Well, there are some definite improvements to be welcomed. Firstly, the inscrutable 15 point scale from the original FTM, under which you were awarded - against your will if necessary - a Green, Amber or Red Tax Mark, has been scrapped. Now you either get the Fair Tax Mark, and can wear it on your website, or you don’t. But companies that don’t get the Fair Tax Mark now won’t get pilloried for actively not getting it. This should encourage companies to think of the Fair Tax Mark as something to aspire towards rather than something to avoid completely.

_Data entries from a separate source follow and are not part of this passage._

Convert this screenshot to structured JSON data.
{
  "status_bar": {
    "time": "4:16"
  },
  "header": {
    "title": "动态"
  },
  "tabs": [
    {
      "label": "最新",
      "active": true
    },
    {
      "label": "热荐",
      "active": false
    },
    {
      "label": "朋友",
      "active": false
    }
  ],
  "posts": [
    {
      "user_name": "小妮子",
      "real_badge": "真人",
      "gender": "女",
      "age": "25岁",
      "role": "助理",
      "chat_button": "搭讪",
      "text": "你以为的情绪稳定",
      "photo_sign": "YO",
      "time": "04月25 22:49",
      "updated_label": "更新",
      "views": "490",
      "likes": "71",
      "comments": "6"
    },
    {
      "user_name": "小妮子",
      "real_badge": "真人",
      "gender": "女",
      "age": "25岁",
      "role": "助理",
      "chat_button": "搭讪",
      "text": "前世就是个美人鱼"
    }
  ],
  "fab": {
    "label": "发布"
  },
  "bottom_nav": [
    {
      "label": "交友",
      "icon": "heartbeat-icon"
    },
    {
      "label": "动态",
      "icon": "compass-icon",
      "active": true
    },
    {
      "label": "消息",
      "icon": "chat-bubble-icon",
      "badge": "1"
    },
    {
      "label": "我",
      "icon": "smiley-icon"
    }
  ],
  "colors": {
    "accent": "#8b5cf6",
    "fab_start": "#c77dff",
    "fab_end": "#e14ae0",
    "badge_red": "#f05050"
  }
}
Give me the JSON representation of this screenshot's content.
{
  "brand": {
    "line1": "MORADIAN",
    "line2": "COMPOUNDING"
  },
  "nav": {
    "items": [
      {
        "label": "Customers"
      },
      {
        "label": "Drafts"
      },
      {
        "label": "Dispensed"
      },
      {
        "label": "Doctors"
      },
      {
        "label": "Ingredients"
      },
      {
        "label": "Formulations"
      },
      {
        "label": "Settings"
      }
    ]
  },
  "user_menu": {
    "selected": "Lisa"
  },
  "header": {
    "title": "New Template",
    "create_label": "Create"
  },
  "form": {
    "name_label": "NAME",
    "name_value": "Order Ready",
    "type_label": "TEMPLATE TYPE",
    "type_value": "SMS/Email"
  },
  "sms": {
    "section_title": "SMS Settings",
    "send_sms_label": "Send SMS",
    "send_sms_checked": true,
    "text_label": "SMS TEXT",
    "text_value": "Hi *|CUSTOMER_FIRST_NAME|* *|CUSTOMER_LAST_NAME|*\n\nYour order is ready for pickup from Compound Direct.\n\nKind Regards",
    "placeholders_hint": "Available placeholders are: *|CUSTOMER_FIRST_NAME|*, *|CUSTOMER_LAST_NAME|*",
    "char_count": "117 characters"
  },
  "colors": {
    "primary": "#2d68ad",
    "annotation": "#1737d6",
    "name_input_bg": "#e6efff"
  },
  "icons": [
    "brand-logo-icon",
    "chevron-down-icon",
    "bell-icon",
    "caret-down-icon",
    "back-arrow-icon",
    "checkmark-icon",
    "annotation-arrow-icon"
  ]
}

And it’s good to see some real experts advising the FTM. I don’t always get along with David Quentin or Andrew Cobham. That’s not surprising, given that our politics are so diametrically opposed. But they know their stuff, and they’re exactly the sort of professionals a venture of this sort needs. Not the amateurish have-a-go zero antics of Richard Murphy (although he has been retained as its technical director - ugh - and “founder”).
However problems remain.
Fair Tax Mark is only as good as people’s trust in it. And the profoundly dishonest and grubby fingerprints of Richard Murphy still stain this project. So today’s announcement is presented as a “launch” of the Fair Tax Mark and last July’s Murphyshambles is now described as a “pilot study”. But this is a blatant lie. Last July was the launch, and it completely failed due to shoddy design, shoddy research, inadequate consultation and Richard’s trademark failure to engage with critics. Given that FTM expects businesses to be transparent about their taxes, it’s the very least it can do to be honest about its own difficult birth. There are further transparency problems over the organisation itself. What is its business structure? The old FTM was a company limited by guarantee, run out of Murphy’s mansion in Norfolk. Now the contact address is in Manchester. But what’s its funding? Who owns it? When can we see its accounts? The FTM is very coy on these issues, and that’s simply not good enough. As stands, it would score a big fat zero under its own criteria.
There are also the distasteful echoes of the worst abuses of indulgences. So companies pay FTM to be absolved by FTM. Yes, there’s a methodology, but it has some of the same wiggle room that allows FTM to reward its friends and smite its enemies. We don’t know how the three plucky FTM pioneers - Unity Trust Bank, Midcounties Coop and The Phone Coop - got their FTM. We just know that they paid an undisclosed sum of money to FTM and they got it. In this context, it’s particularly unfortunate that the Guardian’s recent roundtable on FTM was funded by the Midcounties Co-op. It rather stinks of “you scratch my back, and I’ll scratch yours”.
And it’s a pity that they’ve scoped multinationals out of the initial methodology. While there are good reasons for doing this, it allows the myth to remain that multinational companies are all vicious tax avoiders while small independent companies are pure as the driven snow. In practice, the situation is more complex. By focusing solely on corporation tax, which is almost all paid by the largest companies, it overlooks the other forms of taxes paid by companies and the other benefits they bring to society, most of which accrue to us, not their owners.
There are some niggles in the precise criteria too. The criteria reward companies that provide a reconciliation to current tax, even though FRS 102 (29.27(b)) requires a reconciliation to total (current plus deferred) tax. It’s true that not every company provides clear disclosures in their tax reconciliation, but it seems mean to require something that adds further clutter to local GAAP. The example notes, while welcome, look absurdly long for a small company.
Naturally, the proof of whether FTM will ultimately be successful will be in whether companies want it. And there are plenty of smaller companies who feel preyed upon by big multinationals who might think a couple of hundred quid is a price worth paying to be able to show a banner in their window. But it’s not clear that such parasitical behaviour will prove to be in these companies’ interest or even in the public interest.